Correlation Visualization in Small and Large Datasets

Research Question

What are we analyzing?
We aim to determine which correlation visualization methods are most effective for small and large datasets.
We will use Heatmaps for a quick overview of correlations and Scatter Matrix plots for a detailed examination of relationships between variables.


Importing Libraries and Preparing the Data

What the code does:

• Imports the necessary libraries for working with data and visualizations.

library(plotly)
library(ggplot2)  # For diamonds
library(dplyr)

Small Dataset: Correlation Heatmap

What the code does:

• Loads the mtcars dataset.

• Calculates the correlation matrix for all numeric variables.

data("mtcars")
small_data <- mtcars

small_corr <- round(cor(small_data), 2)

What the code does:

• Creates a Heatmap to visualize the correlations.

fig1 <- plot_ly(
  data = small_data,
  x = colnames(small_corr),
  y = colnames(small_corr),
  z = small_corr,
  type = "heatmap",
  colorscale = "Viridis",
  text = round(small_corr, 2),
  hoverinfo = "x+y+text"
) %>%
  layout(title = "Heatmap of Correlation (Small Dataset: mtcars)",
    annotations = list(
      x = rep(colnames(small_corr), each = nrow(small_corr)),
      y = rep(colnames(small_corr), ncol(small_corr)),
      text = as.character(round(small_corr, 2)),
      showarrow = FALSE,
      font = list(size = 12, color = "white")
    )
  )
fig1

About the plot:

The Heatmap displays the correlations between numeric variables in the mtcars dataset.
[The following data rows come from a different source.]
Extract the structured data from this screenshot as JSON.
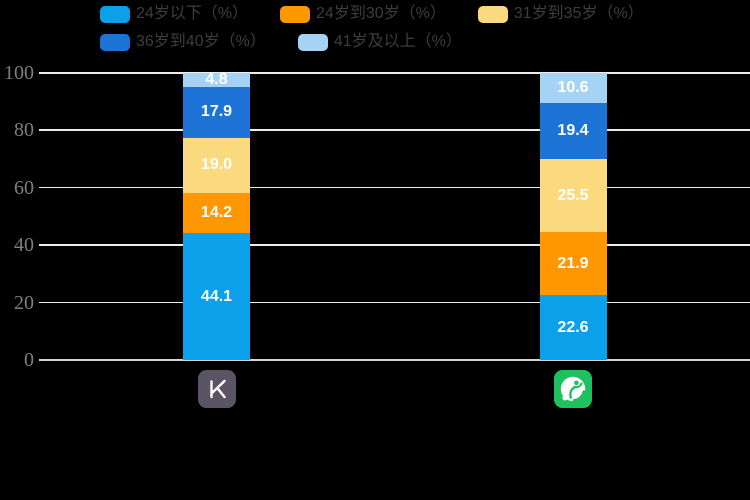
{
  "chart_data": {
    "type": "bar",
    "stacked": true,
    "title": "",
    "categories": [
      "keep-app",
      "codoon-app"
    ],
    "series": [
      {
        "name": "24岁以下（%）",
        "color": "#0AA0EA",
        "values": [
          44.1,
          22.6
        ]
      },
      {
        "name": "24岁到30岁（%）",
        "color": "#FF9800",
        "values": [
          14.2,
          21.9
        ]
      },
      {
        "name": "31岁到35岁（%）",
        "color": "#FBD97F",
        "values": [
          19.0,
          25.5
        ]
      },
      {
        "name": "36岁到40岁（%）",
        "color": "#1E74D6",
        "values": [
          17.9,
          19.4
        ]
      },
      {
        "name": "41岁及以上（%）",
        "color": "#A6D3F4",
        "values": [
          4.8,
          10.6
        ]
      }
    ],
    "legend_rows": [
      [
        0,
        1,
        2
      ],
      [
        3,
        4
      ]
    ],
    "legend_position": "top-left",
    "y_ticks": [
      0,
      20,
      40,
      60,
      80,
      100
    ],
    "ylim": [
      0,
      100
    ],
    "grid": true,
    "background_color": "#000000",
    "gridline_color": "#ECECEC",
    "axis_line_color": "#D5D5D5",
    "value_label_color": "#FFFFFF",
    "axis_tick_color": "#7E7E7E",
    "legend_text_color": "#3D3D3D"
  },
  "category_icons": [
    {
      "name": "keep-app-icon",
      "bg": "#5A5465",
      "glyph_color": "#FFFFFF"
    },
    {
      "name": "codoon-app-icon",
      "bg": "#1FC15F",
      "glyph_color": "#FFFFFF"
    }
  ]
}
• Yellow color: strong positive correlations.

• Purple color: strong negative correlations.

This allows for a quick identification of the strongest and weakest relationships.

Small Dataset: Scatter Matrix

What the code does:

Generates a Scatter Matrix for key variables mpg, hp, wt, and qsec in the mtcars dataset.

fig2 <- plot_ly(
  data = small_data,
  type = "splom", 
  dimensions = list(
    list(label = "mpg", values = ~mpg),
    list(label = "hp", values = ~hp),
    list(label = "wt", values = ~wt),
    list(label = "qsec", values = ~qsec)
  )) %>%
  layout(title = "Scatter Matrix (Small Dataset: mtcars)")

fig2

About the plot:

The Scatter Matrix visualizes pairwise relationships between key variables in the mtcars dataset, along with their distributions. For example, mpg shows a strong negative correlation with hp and wt.
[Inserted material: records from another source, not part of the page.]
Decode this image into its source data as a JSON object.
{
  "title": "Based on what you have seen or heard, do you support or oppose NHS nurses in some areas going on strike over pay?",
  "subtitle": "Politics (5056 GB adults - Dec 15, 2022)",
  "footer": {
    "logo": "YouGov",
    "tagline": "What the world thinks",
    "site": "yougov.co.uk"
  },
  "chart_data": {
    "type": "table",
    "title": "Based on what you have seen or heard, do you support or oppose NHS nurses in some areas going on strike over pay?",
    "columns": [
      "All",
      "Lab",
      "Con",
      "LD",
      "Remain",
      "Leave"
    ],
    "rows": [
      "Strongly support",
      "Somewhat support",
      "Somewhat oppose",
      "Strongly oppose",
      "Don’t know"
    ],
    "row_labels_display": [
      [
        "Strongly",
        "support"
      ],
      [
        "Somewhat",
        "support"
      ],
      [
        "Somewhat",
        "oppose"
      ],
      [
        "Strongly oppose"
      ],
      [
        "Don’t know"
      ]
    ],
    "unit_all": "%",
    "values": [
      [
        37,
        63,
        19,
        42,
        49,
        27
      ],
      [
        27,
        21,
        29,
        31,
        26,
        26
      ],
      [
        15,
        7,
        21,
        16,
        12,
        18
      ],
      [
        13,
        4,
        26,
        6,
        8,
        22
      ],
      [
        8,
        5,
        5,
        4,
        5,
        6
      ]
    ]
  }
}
Large Dataset: Correlation Heatmap

What the code does:

• Samples 1,000 rows from the diamonds dataset.

• Computes the correlation matrix for numeric variables.

data("diamonds")
large_data <- diamonds %>% sample_n(1000)  

large_corr <- large_data %>% 
  select_if(is.numeric) %>% 
  cor() %>% 
  round(2)

What the code does:

• Creates a Heatmap to visualize the correlations.

fig3 <- plot_ly(
  x = colnames(large_corr),
  y = colnames(large_corr),
  z = large_corr,
  type = "heatmap",
  colorscale = "Viridis",
  text = round(large_corr, 2), 
  hoverinfo = "x+y+text"
) %>%
  layout(
    title = "Heatmap of Correlation (Large Dataset: diamonds)",
    annotations = list(
      x = rep(colnames(large_corr), each = nrow(large_corr)),
      y = rep(colnames(large_corr), ncol(large_corr)),
      text = as.character(round(large_corr, 2)), 
      showarrow = FALSE,
      font = list(size = 12, color = "white") 
    )
  )

fig3

About the plot:

The Heatmap shows correlations between numeric variables in the diamonds subset. Strong positive correlations are visible between carat and size-related variables (x, y, z), highlighted in yellow.
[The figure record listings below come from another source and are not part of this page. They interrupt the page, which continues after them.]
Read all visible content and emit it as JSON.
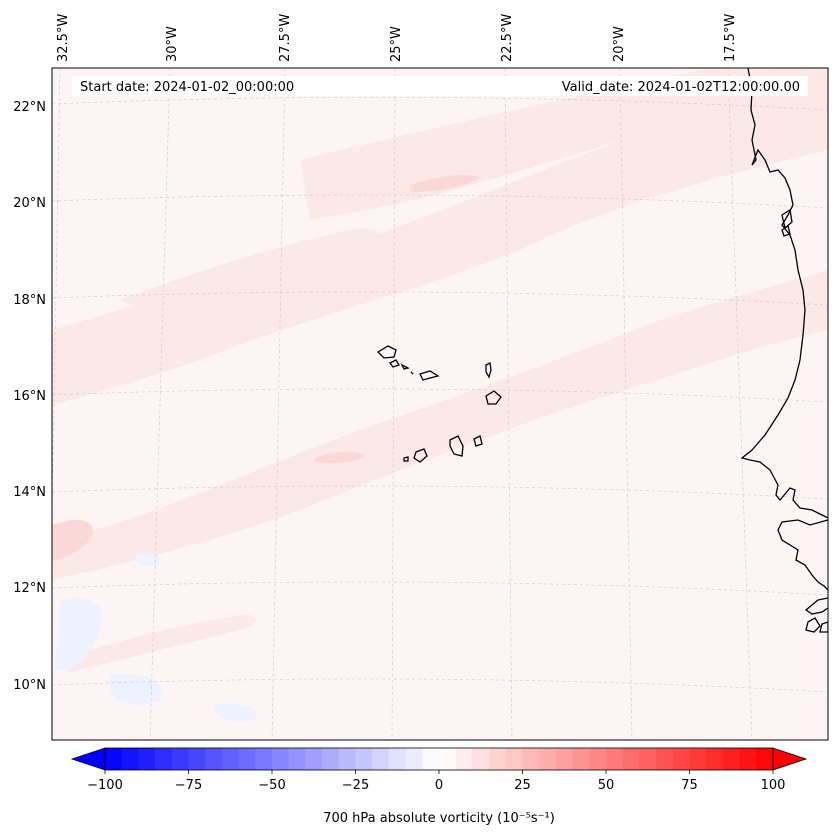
{
  "map": {
    "start_label": "Start date: 2024-01-02_00:00:00",
    "valid_label": "Valid_date: 2024-01-02T12:00:00.00",
    "longitudes": [
      "32.5°W",
      "30°W",
      "27.5°W",
      "25°W",
      "22.5°W",
      "20°W",
      "17.5°W"
    ],
    "latitudes": [
      "22°N",
      "20°N",
      "18°N",
      "16°N",
      "14°N",
      "12°N",
      "10°N"
    ],
    "field_colors": {
      "background": "#fdf5f5",
      "light_red": "#fde8e8",
      "medium_red": "#fbd8d8",
      "light_blue": "#eef2fe",
      "coast": "#000000"
    }
  },
  "colorbar": {
    "label": "700 hPa absolute vorticity (10⁻⁵s⁻¹)",
    "ticks": [
      "−100",
      "−75",
      "−50",
      "−25",
      "0",
      "25",
      "50",
      "75",
      "100"
    ],
    "min": -100,
    "max": 100,
    "step": 5,
    "colors": {
      "negative": "#0000ff",
      "zero": "#ffffff",
      "positive": "#ff0000"
    }
  }
}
Large Dataset: Scatter Matrix

What the code does:

• Generates a Scatter Matrix for all numeric variables in the diamonds dataset sample.

numeric_data <- large_data[sapply(large_data, is.numeric)]

fig4 <- plot_ly(
  data = numeric_data,        
  type = "splom",   
  dimensions = lapply(names(numeric_data), function(col) {
    list(label = col, values = numeric_data[[col]])
  })
) %>%
  layout(
    title = "Scatter Matrix (Large Dataset: diamonds)",
    margin = list(b = 50)
  )

fig4

About the plot:

The Scatter Matrix for the diamonds dataset sample shows pairwise relationships between numeric variables. For instance, carat has a clear positive linear relationship with x, y, and z.

Conclusion

Key Findings:

1. Heatmap:

• Effective for quickly assessing correlations in both small and large datasets.

• Color gradients make it easy to identify the strongest and weakest relationships.

2. Scatter Matrix:

• More informative for detailed pairwise analysis of variables.

• Suitable for small datasets or selected subsets of variables in large datasets.